Argentina’s prices went up by 2.1% in September, a slight increase from the previous month’s 1.9% inflation rate, figures released by the INDEC statistics bureau showed on Tuesday afternoon.
Prices rose by 31.8% in the past 12 months and by 22% in the first nine months of the year.
The divisions with the highest increases in the month were housing and education, both increasing 3.1% due to hikes in rent and private school fees.
The INDEC also announced it would change the way it measures inflation from January 2026 onwards. The institute is set to replace the current goods basket, which dates back to 2004, with a more recent selection from 2017-2018.
The Economy Ministry celebrated the figure in a communiqué posted on social media. “Despite the financial volatility generated by political noise, inflation remained at levels similar to previous months,” they wrote, saying the result was “thanks to the strength of a macroeconomic program based on fiscal anchoring, no monetary issuance, and the recapitalization of the Central Bank of Argentina.”

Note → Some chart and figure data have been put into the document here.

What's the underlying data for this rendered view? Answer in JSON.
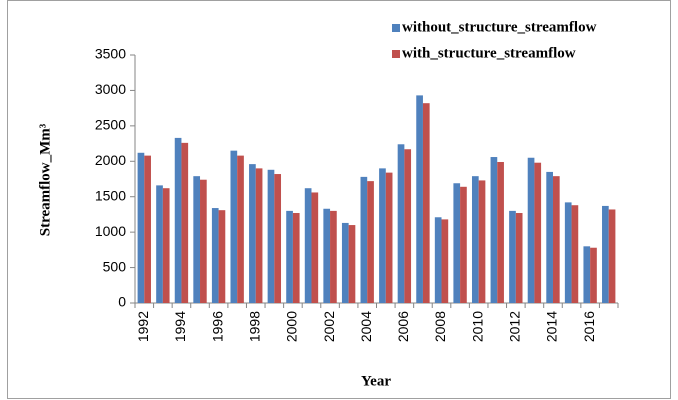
{
  "chart_data": {
    "type": "bar",
    "x_label": "Year",
    "y_label": "Streamflow_Mm³",
    "categories": [
      "1992",
      null,
      "1994",
      null,
      "1996",
      null,
      "1998",
      null,
      "2000",
      null,
      "2002",
      null,
      "2004",
      null,
      "2006",
      null,
      "2008",
      null,
      "2010",
      null,
      "2012",
      null,
      "2014",
      null,
      "2016",
      null
    ],
    "series": [
      {
        "name": "without_structure_streamflow",
        "color": "#4f81bd",
        "values": [
          2120,
          1660,
          2330,
          1790,
          1340,
          2150,
          1960,
          1880,
          1300,
          1620,
          1330,
          1130,
          1780,
          1900,
          2240,
          2930,
          1210,
          1690,
          1790,
          2060,
          1300,
          2050,
          1850,
          1420,
          800,
          1370
        ]
      },
      {
        "name": "with_structure_streamflow",
        "color": "#c0504d",
        "values": [
          2080,
          1620,
          2260,
          1740,
          1310,
          2080,
          1900,
          1820,
          1270,
          1560,
          1300,
          1100,
          1720,
          1840,
          2170,
          2820,
          1180,
          1640,
          1730,
          1990,
          1270,
          1980,
          1790,
          1380,
          780,
          1320
        ]
      }
    ],
    "ylim": [
      0,
      3500
    ],
    "yticks": [
      0,
      500,
      1000,
      1500,
      2000,
      2500,
      3000,
      3500
    ],
    "grid": false,
    "legend": "top-right"
  }
}
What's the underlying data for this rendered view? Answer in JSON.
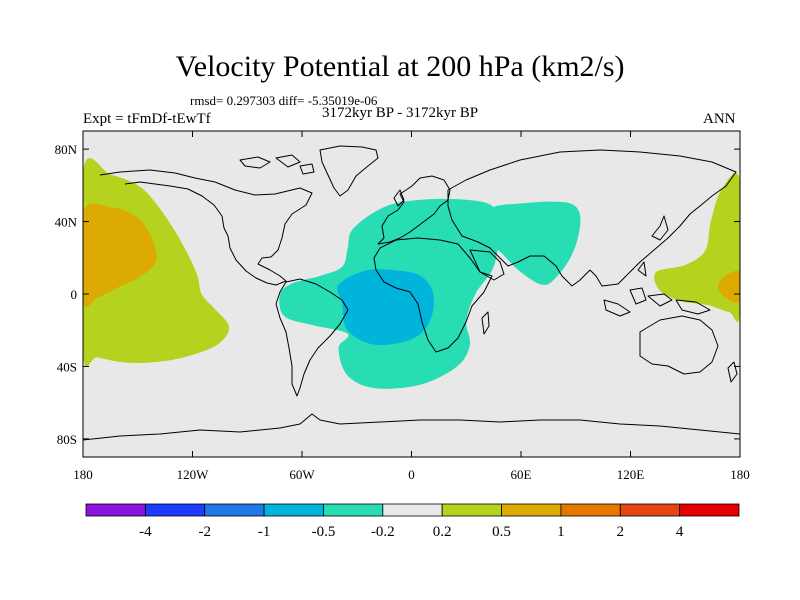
{
  "title": "Velocity Potential at 200 hPa (km2/s)",
  "stats": "rmsd= 0.297303  diff= -5.35019e-06",
  "experiment": "Expt = tFmDf-tEwTf",
  "period": "3172kyr BP - 3172kyr BP",
  "season": "ANN",
  "colors": {
    "background": "#e8e8e8",
    "pos_0_2": "#b4d21e",
    "pos_0_5": "#dcaa00",
    "neg_0_2": "#28dcb4",
    "neg_0_5": "#00b4dc",
    "coast": "#000000"
  },
  "chart_data": {
    "type": "heatmap",
    "title": "Velocity Potential at 200 hPa (km2/s)",
    "xlabel": "",
    "ylabel": "",
    "xlim": [
      -180,
      180
    ],
    "ylim": [
      -90,
      90
    ],
    "x_ticks": [
      {
        "value": -180,
        "label": "180"
      },
      {
        "value": -120,
        "label": "120W"
      },
      {
        "value": -60,
        "label": "60W"
      },
      {
        "value": 0,
        "label": "0"
      },
      {
        "value": 60,
        "label": "60E"
      },
      {
        "value": 120,
        "label": "120E"
      },
      {
        "value": 180,
        "label": "180"
      }
    ],
    "y_ticks": [
      {
        "value": 80,
        "label": "80N"
      },
      {
        "value": 40,
        "label": "40N"
      },
      {
        "value": 0,
        "label": "0"
      },
      {
        "value": -40,
        "label": "40S"
      },
      {
        "value": -80,
        "label": "80S"
      }
    ],
    "colorbar": {
      "colors": [
        "#8c14dc",
        "#1e3cff",
        "#1e78e6",
        "#00b4dc",
        "#28dcb4",
        "#e8e8e8",
        "#b4d21e",
        "#dcaa00",
        "#e67800",
        "#e64614",
        "#e60000"
      ],
      "labels": [
        "-4",
        "-2",
        "-1",
        "-0.5",
        "-0.2",
        "0.2",
        "0.5",
        "1",
        "2",
        "4"
      ]
    },
    "regions": [
      {
        "name": "pacific-west-positive-low",
        "level": "0.2 to 0.5",
        "color": "#b4d21e",
        "points": [
          [
            -180,
            68
          ],
          [
            -165,
            66
          ],
          [
            -150,
            60
          ],
          [
            -140,
            50
          ],
          [
            -128,
            32
          ],
          [
            -118,
            12
          ],
          [
            -115,
            0
          ],
          [
            -108,
            -8
          ],
          [
            -100,
            -18
          ],
          [
            -105,
            -27
          ],
          [
            -118,
            -33
          ],
          [
            -135,
            -37
          ],
          [
            -155,
            -38
          ],
          [
            -172,
            -35
          ],
          [
            -180,
            -32
          ]
        ]
      },
      {
        "name": "pacific-west-positive-mid",
        "level": "0.5 to 1",
        "color": "#dcaa00",
        "points": [
          [
            -180,
            45
          ],
          [
            -165,
            48
          ],
          [
            -150,
            42
          ],
          [
            -142,
            30
          ],
          [
            -140,
            18
          ],
          [
            -148,
            10
          ],
          [
            -160,
            4
          ],
          [
            -172,
            -2
          ],
          [
            -180,
            -4
          ]
        ]
      },
      {
        "name": "pacific-east-positive-low",
        "level": "0.2 to 0.5",
        "color": "#b4d21e",
        "points": [
          [
            180,
            62
          ],
          [
            170,
            58
          ],
          [
            164,
            40
          ],
          [
            161,
            24
          ],
          [
            150,
            16
          ],
          [
            134,
            12
          ],
          [
            136,
            2
          ],
          [
            148,
            -4
          ],
          [
            162,
            -6
          ],
          [
            174,
            -10
          ],
          [
            180,
            -10
          ]
        ]
      },
      {
        "name": "pacific-east-positive-mid",
        "level": "0.5 to 1",
        "color": "#dcaa00",
        "points": [
          [
            180,
            12
          ],
          [
            172,
            10
          ],
          [
            168,
            4
          ],
          [
            172,
            -2
          ],
          [
            180,
            -4
          ]
        ]
      },
      {
        "name": "atlantic-africa-negative-low",
        "level": "-0.5 to -0.2",
        "color": "#28dcb4",
        "points": [
          [
            -32,
            36
          ],
          [
            -15,
            48
          ],
          [
            5,
            52
          ],
          [
            30,
            52
          ],
          [
            45,
            48
          ],
          [
            48,
            35
          ],
          [
            45,
            15
          ],
          [
            35,
            0
          ],
          [
            30,
            -15
          ],
          [
            32,
            -28
          ],
          [
            25,
            -40
          ],
          [
            5,
            -50
          ],
          [
            -20,
            -52
          ],
          [
            -35,
            -45
          ],
          [
            -40,
            -30
          ],
          [
            -35,
            -22
          ],
          [
            -55,
            -17
          ],
          [
            -70,
            -12
          ],
          [
            -72,
            0
          ],
          [
            -65,
            6
          ],
          [
            -50,
            10
          ],
          [
            -38,
            15
          ],
          [
            -35,
            25
          ]
        ]
      },
      {
        "name": "atlantic-africa-negative-mid",
        "level": "-1 to -0.5",
        "color": "#00b4dc",
        "points": [
          [
            -40,
            5
          ],
          [
            -25,
            13
          ],
          [
            -8,
            13
          ],
          [
            5,
            10
          ],
          [
            12,
            0
          ],
          [
            10,
            -15
          ],
          [
            0,
            -25
          ],
          [
            -20,
            -28
          ],
          [
            -35,
            -20
          ],
          [
            -38,
            -5
          ]
        ]
      },
      {
        "name": "asia-negative-low",
        "level": "-0.5 to -0.2",
        "color": "#28dcb4",
        "points": [
          [
            45,
            48
          ],
          [
            60,
            50
          ],
          [
            75,
            51
          ],
          [
            87,
            50
          ],
          [
            92,
            45
          ],
          [
            92,
            35
          ],
          [
            88,
            22
          ],
          [
            80,
            10
          ],
          [
            72,
            5
          ],
          [
            60,
            12
          ],
          [
            50,
            22
          ],
          [
            42,
            30
          ],
          [
            40,
            40
          ]
        ]
      }
    ]
  }
}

A report by the Center of Argentine Political Economy (CEPA) said September’s price rises were driven mostly by the peso weakening against the dollar. It noted that the average exchange rate with the greenback was 5.3% higher than it was in August, but downward pressure from falling sales meant that not all of that difference transferred through to prices. The government capping increases in public service fees, medicines, health insurance payments, and state wages also dampened inflation.
“Gasoline prices and the evolution of fruit and vegetable prices pushed prices up this time,” the report added.